With this in mind, interest in these sorts of school leaver schemes can be interpreted as a direct result of the recession on younger generations. With record unemployment, astronomic university fees that still result in 20,000 graduates fighting for work up to six months after graduation, and a lack of long term job security for those lucky enough to find employment, it is no surprise that, with such a bleak outlook, students are abandoning a once coveted place at university for a route which promises skills training and paid work at the end.

“There’s a generation of students weighing up their career and training options differently,” said Gaenor Bagley, PwC’s head of people, “whether because of university fees, economic forecasts or graduate unemployment, and employers have to adapt.”

Bagley believes that those “talented students who are clear about their career path” will not damage their training and development from not attending university, as the PwC courses have the ability to offer “a realistic alternative to get into business straight after A Levels.” He admits however, that the draw of university still holds sway over the majority of applicants.
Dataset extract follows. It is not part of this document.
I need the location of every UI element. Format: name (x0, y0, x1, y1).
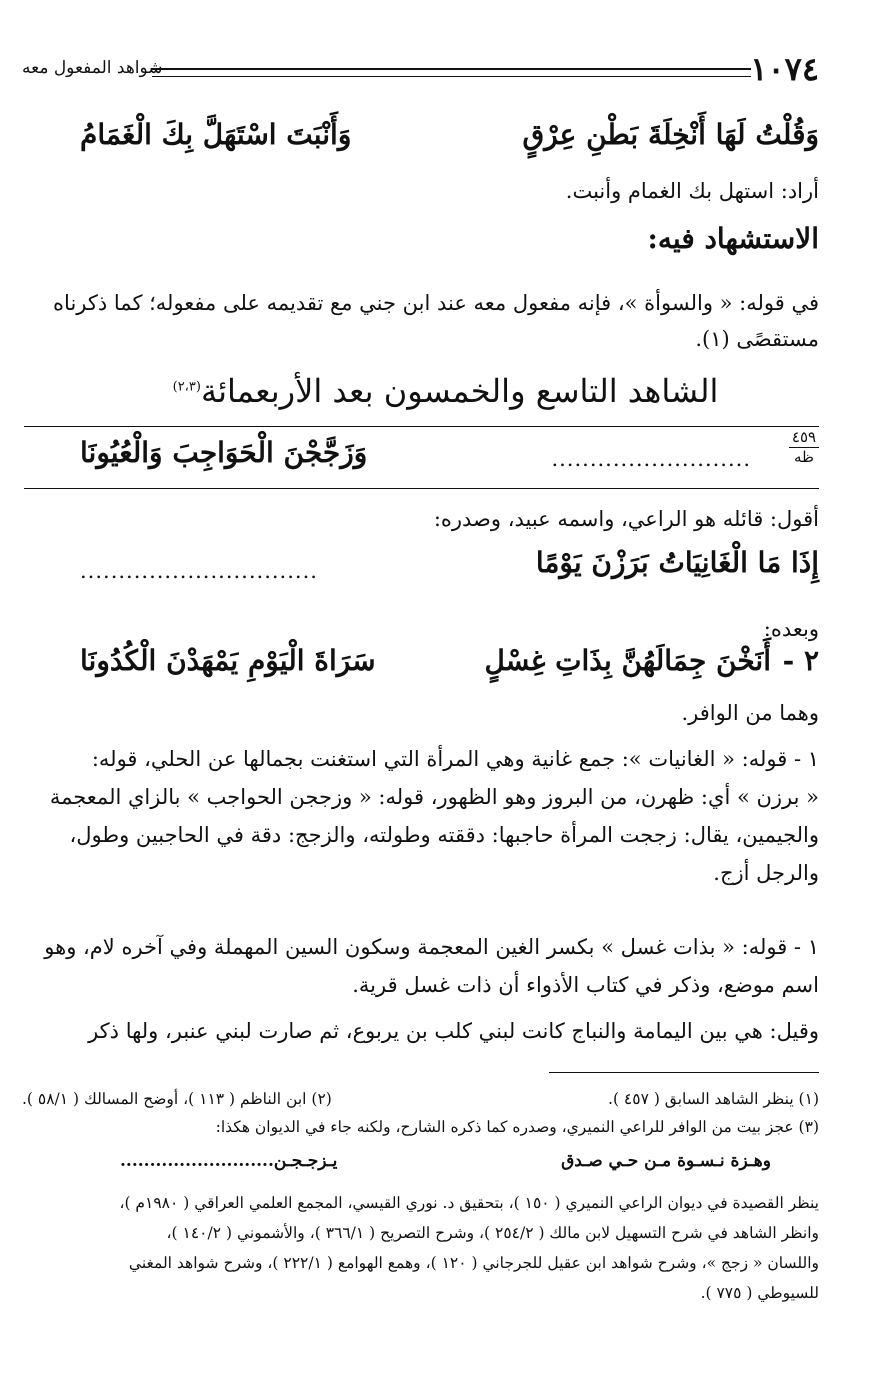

“We’re not seeing a wholesale shift away from graduate entry though,” he continued.

“The interest and demand is a mix of genuine increased interest in new, quality training options with major employers, and also reflective of some students hedging their bets with university places.  Overall, students are looking at their options in their teens, rather than waiting until their third year at university, and for an employer that’s good news.”

Reassuringly, students are increasingly being made aware of their choices, and hopefully this will result in a move towards more skilled and specialised recruitment and increased employment, leaving universities to raise their game and offer customers more skills and security for their money.

Richard Irwin, PwC’s head of student recruitment, said: “We are working with careers advisers, schools and colleges, training organisations, parents and students to help young people make informed decisions about their future career and the route they take to get there.

“Pessimistic discussions around the student job market can paralyse people’s ambitions and their drive to develop themselves.”

Although it is a difficult task for younger generations to avoid pessimism with highly visible unemployment, it is hoped that the choices made are towards personal betterment and education, as well as employment, where the future remains uncertain.